If you miss the registration deadline there are penalties you must pay, but all is not lost! If you can prove to HMRC that your intentions are good and you still manage to submit your Self Assessment on time, these penalties can be reduced or even eradicated entirely – your accountant can help you with the appeals process.

What will I get when I register?

Your reward for registering for Self Assessment will be a Unique Taxpayer Reference Number (or UTR Number). This is a ten-digit number that HMRC allocate to those needing to complete Self Assessment to help streamline the process. You will only have one UTR (much like a National Insurance Number), so if you have previously registered for Self Assessment you need not get a new one.

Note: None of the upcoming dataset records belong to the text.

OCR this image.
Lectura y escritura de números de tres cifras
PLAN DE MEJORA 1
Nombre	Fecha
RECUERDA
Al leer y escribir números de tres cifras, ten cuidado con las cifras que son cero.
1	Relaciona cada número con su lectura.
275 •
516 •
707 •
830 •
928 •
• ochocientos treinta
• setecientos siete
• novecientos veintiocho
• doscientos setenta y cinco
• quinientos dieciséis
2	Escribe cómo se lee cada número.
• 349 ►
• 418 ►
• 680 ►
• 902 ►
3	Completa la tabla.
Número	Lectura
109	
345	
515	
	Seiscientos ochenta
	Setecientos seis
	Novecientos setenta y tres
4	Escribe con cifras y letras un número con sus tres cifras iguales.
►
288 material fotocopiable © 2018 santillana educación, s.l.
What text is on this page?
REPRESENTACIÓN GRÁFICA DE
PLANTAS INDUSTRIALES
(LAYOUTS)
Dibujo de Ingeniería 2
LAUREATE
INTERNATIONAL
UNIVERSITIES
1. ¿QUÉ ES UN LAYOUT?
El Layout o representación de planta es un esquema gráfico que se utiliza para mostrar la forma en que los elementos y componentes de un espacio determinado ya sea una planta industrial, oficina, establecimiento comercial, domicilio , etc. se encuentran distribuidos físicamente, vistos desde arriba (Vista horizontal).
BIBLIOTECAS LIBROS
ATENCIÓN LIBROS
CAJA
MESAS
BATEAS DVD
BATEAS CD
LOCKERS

After you have registered for Self Assessment HMRC will send you your UTR in the post (aren’t they adorable?), and you will need it to submit subsequent Self Assessments, so keep a record of it!

Do I have to register every year?

No! Once you are registered you will be reminded to submit a Self Assessment every year until you inform HMRC you no longer need to complete one. This could be because you return to full-time employment, move abroad etc. etc.

Bear in mind if you inform HMRC you no longer need to complete a Self Assessment, but further down the road end up in a situation where you need to start filing personal tax again you will have to re-register, and get a new UTR.

Go back to the Self Assessment Guide

Go to Part 2: Keeping proper records

Photo by Steve Snodgrass

  • Rosie Slosek @1ManBandAccts

    Brilliant post. I’d remind people to really get on with it if you need to register for Self Assessment Online as the waiting time is several weeks, and it’ll get longer the closer we get to the deadline.

  • Alice Tucker

    I just started out as a freelancer (writing) in May. I am not currently earning much money but i am keeping records etc of what I do earn. I have kind of been avoiding looking into tax because it confuses the hell out of me! It was only when I got a letter through from the student loans company earlier in the week asking for my updated info that I realised that I really need to start looking into it. Under the self-employed section of the student loans form it mentions a unique tax payer reference. Please excuse my ignorance, but can I apply for this now having only been self employed since may?